Fault tolerance - hardware redundancy. The capability of any system to continue functioning after some part of the system has failed.
High availability - making sure that our systems are up (measured in uptime) - try to maintain the 5 9’s (99.999%)
Load balancing - distributes incoming requests across various server in the incoming requests based on location
NIC teaming - Connecting multiple NICs in tandem to increase bandwidth in smaller increments.
Port aggregation - joining multiple network device ports together for increased bandwidth and redundancy.
Clustering - connecting systems together with the intent of delivering network services from the cluster to increase responsiveness and capacity. This solution also increases availability and redundancy.
Power management
Battery backups/UPS - An uninterruptible power supply (UPS) protects your computer in the event of a power sag or power outage. A UPS essentially contains a big battery that provides AC power to your computer regardless of the power coming from the AC outlet. It does not provide enough power for you to continue working.

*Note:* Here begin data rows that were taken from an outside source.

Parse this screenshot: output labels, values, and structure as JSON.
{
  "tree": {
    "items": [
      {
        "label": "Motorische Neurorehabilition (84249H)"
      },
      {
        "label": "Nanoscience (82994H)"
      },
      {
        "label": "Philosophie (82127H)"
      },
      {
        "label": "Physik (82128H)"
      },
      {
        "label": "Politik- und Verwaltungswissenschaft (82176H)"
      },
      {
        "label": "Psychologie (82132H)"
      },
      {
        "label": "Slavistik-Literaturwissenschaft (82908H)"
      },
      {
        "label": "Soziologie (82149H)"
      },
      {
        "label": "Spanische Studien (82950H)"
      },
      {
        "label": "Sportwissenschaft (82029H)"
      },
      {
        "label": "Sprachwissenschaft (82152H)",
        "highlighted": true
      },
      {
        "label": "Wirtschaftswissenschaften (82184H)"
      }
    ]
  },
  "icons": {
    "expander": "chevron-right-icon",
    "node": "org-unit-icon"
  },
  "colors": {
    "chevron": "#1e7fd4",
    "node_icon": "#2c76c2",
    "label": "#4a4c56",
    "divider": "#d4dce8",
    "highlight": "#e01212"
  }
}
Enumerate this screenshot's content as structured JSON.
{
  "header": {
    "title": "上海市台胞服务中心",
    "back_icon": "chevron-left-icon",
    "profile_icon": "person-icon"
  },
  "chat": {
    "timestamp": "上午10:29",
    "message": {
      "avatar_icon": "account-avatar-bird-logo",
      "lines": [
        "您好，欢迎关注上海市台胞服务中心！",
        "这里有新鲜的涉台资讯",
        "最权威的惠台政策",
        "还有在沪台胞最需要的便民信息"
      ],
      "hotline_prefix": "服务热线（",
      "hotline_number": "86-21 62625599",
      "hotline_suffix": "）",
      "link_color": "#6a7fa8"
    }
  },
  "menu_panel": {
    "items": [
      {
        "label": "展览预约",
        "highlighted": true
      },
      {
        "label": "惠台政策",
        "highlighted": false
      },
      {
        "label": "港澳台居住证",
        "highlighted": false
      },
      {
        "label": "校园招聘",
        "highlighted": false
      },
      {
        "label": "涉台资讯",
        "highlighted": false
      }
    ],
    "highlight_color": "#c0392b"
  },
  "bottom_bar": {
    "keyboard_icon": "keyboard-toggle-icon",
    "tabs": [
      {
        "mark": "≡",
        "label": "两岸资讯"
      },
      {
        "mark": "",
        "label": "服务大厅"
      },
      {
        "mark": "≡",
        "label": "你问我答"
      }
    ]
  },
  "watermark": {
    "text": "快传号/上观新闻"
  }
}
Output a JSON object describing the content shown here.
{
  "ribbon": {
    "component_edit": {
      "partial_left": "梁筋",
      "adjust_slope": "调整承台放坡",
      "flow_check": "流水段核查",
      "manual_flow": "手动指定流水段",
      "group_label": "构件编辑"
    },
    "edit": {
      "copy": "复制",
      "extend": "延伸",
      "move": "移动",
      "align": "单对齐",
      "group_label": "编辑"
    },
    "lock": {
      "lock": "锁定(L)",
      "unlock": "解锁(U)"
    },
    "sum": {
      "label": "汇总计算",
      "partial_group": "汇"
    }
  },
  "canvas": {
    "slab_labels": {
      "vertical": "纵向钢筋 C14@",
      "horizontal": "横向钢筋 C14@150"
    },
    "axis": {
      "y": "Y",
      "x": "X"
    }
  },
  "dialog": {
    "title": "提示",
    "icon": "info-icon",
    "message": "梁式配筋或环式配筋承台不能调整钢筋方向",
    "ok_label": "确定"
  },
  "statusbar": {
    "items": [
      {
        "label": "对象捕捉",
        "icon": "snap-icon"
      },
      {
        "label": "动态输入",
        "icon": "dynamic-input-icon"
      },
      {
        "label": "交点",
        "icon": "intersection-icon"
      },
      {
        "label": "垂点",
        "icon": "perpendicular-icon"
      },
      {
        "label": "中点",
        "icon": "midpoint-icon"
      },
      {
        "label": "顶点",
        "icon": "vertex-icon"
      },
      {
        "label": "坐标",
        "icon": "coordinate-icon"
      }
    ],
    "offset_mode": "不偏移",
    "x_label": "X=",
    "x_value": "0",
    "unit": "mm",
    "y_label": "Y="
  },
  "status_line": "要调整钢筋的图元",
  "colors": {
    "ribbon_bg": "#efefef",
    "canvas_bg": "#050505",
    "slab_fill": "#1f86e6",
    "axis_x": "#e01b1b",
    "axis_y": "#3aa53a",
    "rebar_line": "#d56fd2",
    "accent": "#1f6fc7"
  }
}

Power generators - A generator provides power redundancy. Provides electricity if the power utility fails.
Dual power supplies - Secondary source of power in the event that primary power fails.
Redundant circuits - specialized electrical hardware like rack-mounted AC distribution boxes. AC distribution system can supply multiple dedicated AC circuits to handle any challenging setups/systems.
Recovery
Cold sites (weeks/months to get back up and running)
Building is available, but you may not have any hardware or software in place or configured
You need to buy resources (or ship them in), and then configure/restore the network
Recovery is possible, but slow and time consuming
Warm sites (24 hrs - 7 days to get back up and running)
Building & equipment is available
Software may not be installed and latest data is not available
Recovery is fairly quick, but not everything from original site is available for employees
Hot sites (high cost)
Building, equipment, and data is available
Software and hardware is configured
Basically, people can just walk into the new facility and get back to work
Downtime is minimal w/nearly identical service level maintained
Backups
Full - Complete backup is the safest and most comprehensive, time consuming & costly
Differential - Only backups data since the last backup
Incremental - Backup only data changed since last incremental backup - need all backups for full restore
Snapshots - read-only copy of data frozen in time (VM’s)
MTTR (mean time to repair) - measures the average time it takes to repair a network device
MTBF (mean time between failures) - measures the average time between failures of a network device
SLA requirements - quality availability, specific responsibilities - are agreed upon between the service provider and the service user.